Après avoir annoncé sa candidature à la présidentielle du 11 octobre prochain, le retour de Moussa Dadis Camara alimente dorénavant la chronique dans la cité. Ses proches disent que ce retour est imminent. C’est du moins ce que l’on apprend du côté du FPDD, son parti. Cela n’est certes pas faux. Car le capitaine Dadis Camara a bien l’intention de revenir au pays, après avoir passé 5 ans au Burkina Faso. Pays qu’il avait rejoint après ses soins au Maroc, où il avait été évacué  d’urgence, après son altercation avec son ancien aide de camp « Toumba » Diakité le 3 décembre 2009, dans la garnison du camp Koundara. Moussa Dadis Camara ne se considère d’ailleurs pas comme étant sous la contrainte de rester hors de la Guinée. Pour quelques raisons que ce soit. Car  s’il doit répondre des faits concernant le massacre du 28 septembre, ce sera devant un tribunal guinéen. La Guinée s’étant engagée auprès de la communauté internationale pour faire toute la lumière sur cette affaire. Les ONG de défense des droits humains dont la FIDH qui dénoncent la candidature de Dadis à la présidentielle arguant qu’il devrait répondre d’abord de son rôle dans les événements du 28 septembre ont essuyé la réaction de son avocat  Me Jean Baptiste Jocamey,  qui qualifie ce  rapport de « rapport taillé sur mesure publié par leurs auteurs uniquement dans le dessin de porter atteinte à l’honneur et à la considération de son client, le président Dadis, aux yeux de l’opinion nationale et internationale. »

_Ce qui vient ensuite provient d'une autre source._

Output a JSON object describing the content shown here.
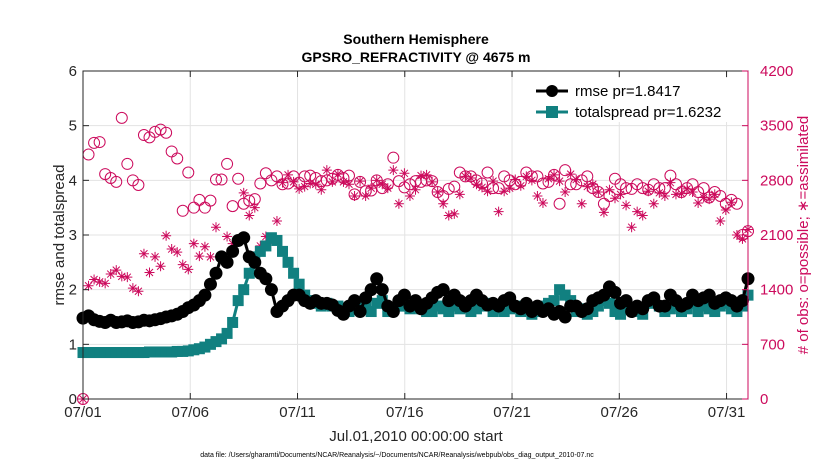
{
  "chart_data": {
    "type": "scatter",
    "title": [
      "Southern Hemisphere",
      "GPSRO_REFRACTIVITY @ 4675 m"
    ],
    "xlabel": "Jul.01,2010 00:00:00 start",
    "ylabel": "rmse and totalspread",
    "y2label": "# of obs: o=possible; ∗=assimilated",
    "footnote": "data file: /Users/gharamti/Documents/NCAR/Reanalysis/~/Documents/NCAR/Reanalysis/webpub/obs_diag_output_2010-07.nc",
    "xlim": [
      1,
      32
    ],
    "ylim": [
      0,
      6
    ],
    "y2lim": [
      0,
      4200
    ],
    "x_tick_values": [
      1,
      6,
      11,
      16,
      21,
      26,
      31
    ],
    "x_tick_labels": [
      "07/01",
      "07/06",
      "07/11",
      "07/16",
      "07/21",
      "07/26",
      "07/31"
    ],
    "y_tick_labels": [
      "0",
      "1",
      "2",
      "3",
      "4",
      "5",
      "6"
    ],
    "y2_tick_labels": [
      "0",
      "700",
      "1400",
      "2100",
      "2800",
      "3500",
      "4200"
    ],
    "colors": {
      "rmse": "#000000",
      "spread": "#118080",
      "obs": "#cc0a5c"
    },
    "series": [
      {
        "name": "rmse pr=1.8417",
        "axis": "left",
        "marker": "circle",
        "values": [
          1.48,
          1.52,
          1.45,
          1.42,
          1.4,
          1.44,
          1.4,
          1.41,
          1.43,
          1.4,
          1.41,
          1.44,
          1.43,
          1.45,
          1.47,
          1.5,
          1.52,
          1.55,
          1.6,
          1.67,
          1.72,
          1.8,
          1.9,
          2.1,
          2.3,
          2.6,
          2.5,
          2.7,
          2.9,
          2.95,
          2.6,
          2.5,
          2.3,
          2.2,
          2.0,
          1.6,
          1.7,
          1.8,
          1.9,
          1.9,
          1.8,
          1.75,
          1.8,
          1.75,
          1.75,
          1.72,
          1.62,
          1.55,
          1.7,
          1.8,
          1.6,
          1.85,
          2.0,
          2.2,
          2.0,
          1.7,
          1.6,
          1.8,
          1.9,
          1.7,
          1.8,
          1.65,
          1.75,
          1.85,
          1.95,
          2.0,
          1.8,
          1.9,
          1.8,
          1.7,
          1.8,
          1.9,
          1.8,
          1.72,
          1.75,
          1.7,
          1.8,
          1.85,
          1.7,
          1.65,
          1.75,
          1.6,
          1.7,
          1.6,
          1.65,
          1.55,
          1.6,
          1.5,
          1.7,
          1.7,
          1.6,
          1.65,
          1.8,
          1.85,
          1.9,
          2.05,
          1.95,
          1.75,
          1.8,
          1.6,
          1.7,
          1.65,
          1.8,
          1.85,
          1.7,
          1.7,
          1.9,
          1.8,
          1.7,
          1.75,
          1.9,
          1.8,
          1.85,
          1.9,
          1.75,
          1.8,
          1.85,
          1.8,
          1.7,
          1.8,
          2.2
        ]
      },
      {
        "name": "totalspread pr=1.6232",
        "axis": "left",
        "marker": "square",
        "values": [
          0.85,
          0.85,
          0.85,
          0.85,
          0.85,
          0.85,
          0.85,
          0.85,
          0.85,
          0.85,
          0.85,
          0.85,
          0.86,
          0.86,
          0.86,
          0.86,
          0.86,
          0.87,
          0.87,
          0.88,
          0.9,
          0.92,
          0.95,
          1.0,
          1.05,
          1.1,
          1.2,
          1.4,
          1.8,
          2.0,
          2.3,
          2.6,
          2.7,
          2.8,
          2.95,
          2.9,
          2.7,
          2.5,
          2.3,
          2.1,
          1.9,
          1.8,
          1.75,
          1.7,
          1.75,
          1.7,
          1.7,
          1.65,
          1.6,
          1.75,
          1.65,
          1.7,
          1.6,
          1.75,
          1.8,
          1.6,
          1.65,
          1.7,
          1.7,
          1.65,
          1.7,
          1.65,
          1.6,
          1.6,
          1.7,
          1.65,
          1.6,
          1.7,
          1.65,
          1.7,
          1.6,
          1.65,
          1.7,
          1.75,
          1.6,
          1.65,
          1.6,
          1.65,
          1.7,
          1.6,
          1.65,
          1.55,
          1.6,
          1.7,
          1.75,
          1.8,
          2.0,
          1.9,
          1.8,
          1.6,
          1.65,
          1.55,
          1.6,
          1.7,
          1.8,
          1.75,
          1.6,
          1.55,
          1.7,
          1.65,
          1.6,
          1.55,
          1.75,
          1.8,
          1.7,
          1.6,
          1.65,
          1.7,
          1.6,
          1.65,
          1.75,
          1.6,
          1.7,
          1.65,
          1.6,
          1.7,
          1.75,
          1.65,
          1.6,
          1.7,
          1.9
        ]
      },
      {
        "name": "possible",
        "axis": "right",
        "marker": "open-circle",
        "values": [
          0,
          3130,
          3280,
          3290,
          2880,
          2830,
          2780,
          3600,
          3010,
          2800,
          2740,
          3380,
          3350,
          3420,
          3450,
          3410,
          3170,
          3080,
          2410,
          2900,
          2450,
          2550,
          2450,
          2540,
          2810,
          2810,
          3010,
          2470,
          2820,
          2500,
          2540,
          2560,
          2760,
          2890,
          2800,
          2850,
          2750,
          2760,
          2850,
          2770,
          2850,
          2860,
          2830,
          2790,
          2800,
          2820,
          2870,
          2830,
          2860,
          2620,
          2780,
          2660,
          2670,
          2800,
          2700,
          2750,
          3090,
          2790,
          2710,
          2750,
          2790,
          2780,
          2800,
          2790,
          2650,
          2600,
          2690,
          2720,
          2900,
          2850,
          2850,
          2800,
          2760,
          2900,
          2700,
          2700,
          2850,
          2800,
          2750,
          2780,
          2900,
          2850,
          2850,
          2760,
          2780,
          2870,
          2500,
          2930,
          2750,
          2750,
          2800,
          2850,
          2700,
          2650,
          2500,
          2600,
          2820,
          2750,
          2700,
          2690,
          2750,
          2700,
          2680,
          2750,
          2700,
          2700,
          2860,
          2750,
          2650,
          2700,
          2750,
          2650,
          2700,
          2580,
          2650,
          2600,
          2500,
          2550,
          2500,
          2100,
          2150
        ]
      },
      {
        "name": "assimilated",
        "axis": "right",
        "marker": "asterisk",
        "values": [
          0,
          1450,
          1530,
          1500,
          1480,
          1600,
          1650,
          1570,
          1560,
          1420,
          1380,
          1860,
          1620,
          1820,
          1700,
          2090,
          1920,
          1880,
          1720,
          1660,
          1990,
          1830,
          1950,
          1820,
          2200,
          1800,
          2080,
          1990,
          2010,
          2640,
          2350,
          2450,
          1960,
          2080,
          2050,
          2280,
          2770,
          2870,
          2780,
          2690,
          2720,
          2760,
          2750,
          2680,
          2930,
          2780,
          2880,
          2780,
          2750,
          2600,
          2790,
          2600,
          2700,
          2800,
          2750,
          2700,
          2930,
          2500,
          2890,
          2600,
          2680,
          2860,
          2870,
          2780,
          2650,
          2500,
          2350,
          2370,
          2620,
          2850,
          2830,
          2750,
          2710,
          2660,
          2790,
          2400,
          2660,
          2700,
          2810,
          2730,
          2850,
          2800,
          2600,
          2510,
          2820,
          2870,
          2790,
          2650,
          2880,
          2810,
          2500,
          2720,
          2750,
          2650,
          2390,
          2680,
          2570,
          2620,
          2480,
          2200,
          2400,
          2350,
          2660,
          2500,
          2640,
          2600,
          2770,
          2620,
          2630,
          2690,
          2650,
          2510,
          2580,
          2560,
          2620,
          2280,
          2420,
          2520,
          2100,
          2050,
          2170
        ]
      }
    ]
  }
}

Le conseil du président du parti Forces patriotiques pour la démocratie et le  développement (FPDD) relève « une  violation  des lois de la République, notamment celles relatives à la présomption d’innocence, à l’indépendance des magistrats et au secret de l’instruction», dans sa réplique.

Rappelant « qu’une ONG n’est pas un parti politique mais une entité de la société civile. Et en tant que telle, elle doit se caractériser par sa neutralité, son impartialité, sa transparence et son objectivité », souligne l’avocat. Qui affirme que « dès lors qu’une ONG s’écarte de ses principes directeurs qui fondent sa crédibilité, elle ne peut plus ni se servir, ni servir ses membres, ni servir ceux à qui elle s’adresse. »

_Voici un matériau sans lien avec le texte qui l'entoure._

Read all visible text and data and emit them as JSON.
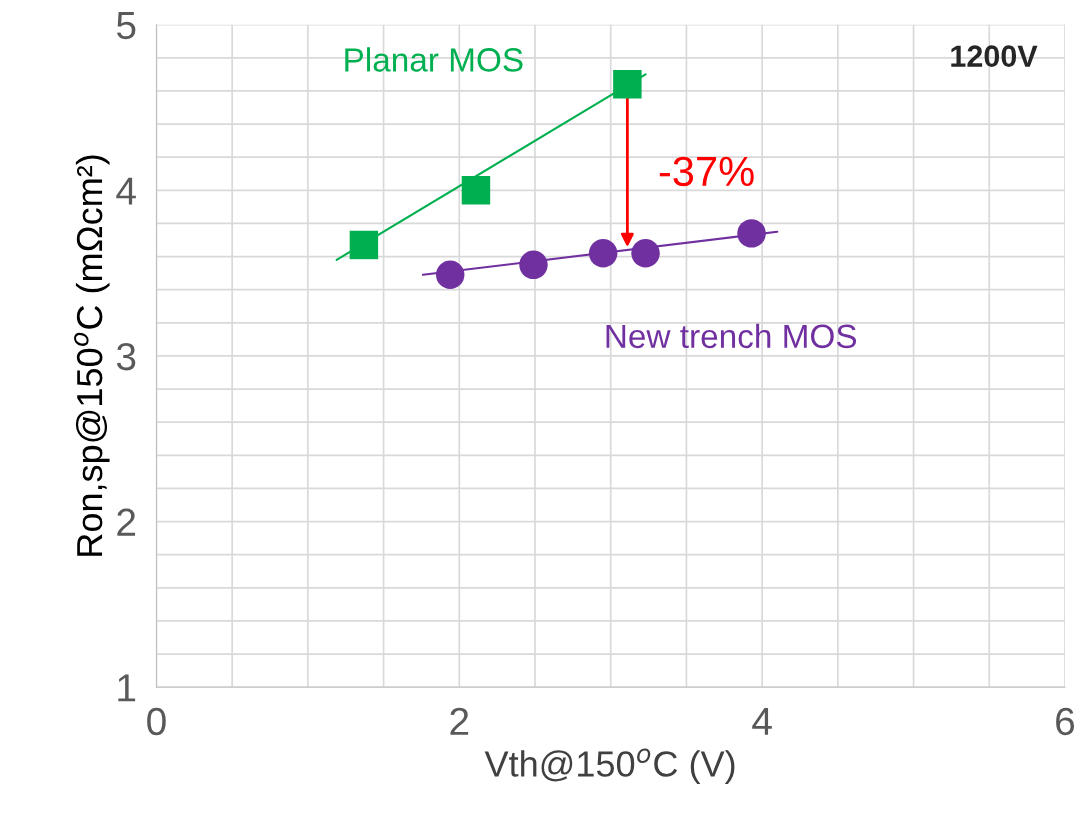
{
  "chart_data": {
    "type": "scatter",
    "xlabel": "Vth@150$^{o}$C (V)",
    "ylabel": "Ron,sp@150$^{o}$C (mΩcm²)",
    "xlim": [
      0,
      6
    ],
    "ylim": [
      1,
      5
    ],
    "xticks": [
      0,
      {
        "value": 0.5,
        "label": null
      },
      {
        "value": 1,
        "label": null
      },
      {
        "value": 1.5,
        "label": null
      },
      2,
      {
        "value": 2.5,
        "label": null
      },
      {
        "value": 3,
        "label": null
      },
      {
        "value": 3.5,
        "label": null
      },
      4,
      {
        "value": 4.5,
        "label": null
      },
      {
        "value": 5,
        "label": null
      },
      {
        "value": 5.5,
        "label": null
      },
      6
    ],
    "yticks": [
      1,
      {
        "value": 1.2,
        "label": null
      },
      {
        "value": 1.4,
        "label": null
      },
      {
        "value": 1.6,
        "label": null
      },
      {
        "value": 1.8,
        "label": null
      },
      2,
      {
        "value": 2.2,
        "label": null
      },
      {
        "value": 2.4,
        "label": null
      },
      {
        "value": 2.6,
        "label": null
      },
      {
        "value": 2.8,
        "label": null
      },
      3,
      {
        "value": 3.2,
        "label": null
      },
      {
        "value": 3.4,
        "label": null
      },
      {
        "value": 3.6,
        "label": null
      },
      {
        "value": 3.8,
        "label": null
      },
      4,
      {
        "value": 4.2,
        "label": null
      },
      {
        "value": 4.4,
        "label": null
      },
      {
        "value": 4.6,
        "label": null
      },
      {
        "value": 4.8,
        "label": null
      },
      5
    ],
    "grid": true,
    "legend": false,
    "series": [
      {
        "name": "Planar MOS",
        "color": "#00b050",
        "marker": "square",
        "x": [
          1.37,
          2.11,
          3.11
        ],
        "values": [
          3.67,
          4.0,
          4.64
        ]
      },
      {
        "name": "New trench MOS",
        "color": "#7030a0",
        "marker": "circle",
        "x": [
          1.94,
          2.49,
          2.95,
          3.23,
          3.93
        ],
        "values": [
          3.49,
          3.55,
          3.62,
          3.62,
          3.74
        ]
      },
      {
        "type": "line",
        "color": "#00b050",
        "x": [
          1.19,
          3.23
        ],
        "values": [
          3.58,
          4.7
        ]
      },
      {
        "type": "line",
        "color": "#7030a0",
        "x": [
          1.76,
          4.1
        ],
        "values": [
          3.49,
          3.75
        ]
      }
    ],
    "annotations": [
      {
        "text": "-37%",
        "x": 3.11,
        "y": 3.64
      },
      "1200V"
    ]
  }
}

Cette réaction de Me Haba  prouve à suffisance que Moussa Dadis Camara n’entend pas se morfondre à cause du massacre du 28 septembre. Et qu’il compte bien jouir de ses droits, en l’occurrence celui de se porter candidat à la magistrature suprême.

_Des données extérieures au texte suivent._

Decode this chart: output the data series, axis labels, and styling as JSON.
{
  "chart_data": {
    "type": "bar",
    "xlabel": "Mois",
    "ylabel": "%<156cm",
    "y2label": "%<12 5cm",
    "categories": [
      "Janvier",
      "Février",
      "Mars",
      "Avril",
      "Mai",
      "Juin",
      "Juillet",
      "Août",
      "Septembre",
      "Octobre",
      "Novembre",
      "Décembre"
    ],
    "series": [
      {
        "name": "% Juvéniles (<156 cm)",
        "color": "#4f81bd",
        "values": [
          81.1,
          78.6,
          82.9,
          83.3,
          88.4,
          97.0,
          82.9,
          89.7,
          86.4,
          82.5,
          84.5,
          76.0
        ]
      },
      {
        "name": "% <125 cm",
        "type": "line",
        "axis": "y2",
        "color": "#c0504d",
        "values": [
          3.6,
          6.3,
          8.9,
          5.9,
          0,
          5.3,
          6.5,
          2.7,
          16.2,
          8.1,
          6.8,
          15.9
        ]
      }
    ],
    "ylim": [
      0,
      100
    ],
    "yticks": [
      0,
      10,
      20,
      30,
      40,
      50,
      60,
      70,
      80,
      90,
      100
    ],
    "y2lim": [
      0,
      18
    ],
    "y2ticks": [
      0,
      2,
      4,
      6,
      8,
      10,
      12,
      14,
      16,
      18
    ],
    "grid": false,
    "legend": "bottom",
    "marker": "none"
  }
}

Pour ce qui est de son retour, du côté du Burkina Faso les choses seraient en train de s’activer, selon nos informations. Ce retour va se jouer en différentes étapes.  Dadis devrait remercier d’abord les autorités de la transition pour l’accueil et l’hospitalité du peuple et des autorités burkinabè. Puis demander la route comme le recommandent nos us et coutumes. Une fois cette étape franchie, il devra informer le gouvernement guinéen de son intention de regagner son pays. Quitte à celui-ci de lui accorder ou non  des moyens logistiques, pour faciliter son voyage. C’est dire que Dadis ne rentrera pas en catimini. Même si son retour ne fera pas l’objet d’un battage médiatique, histoire de pallier à tout « débordement », à en croire nos sources. Pour le moment aucune date n’est fixée pour ce retour, vu la « délicatesse » de la situation. La seule chose qui demeure pour le moment évidente, c’est que pour être candidat à la présidentielle, il faudra à Dadis d’être présent sur le territoire guinéen.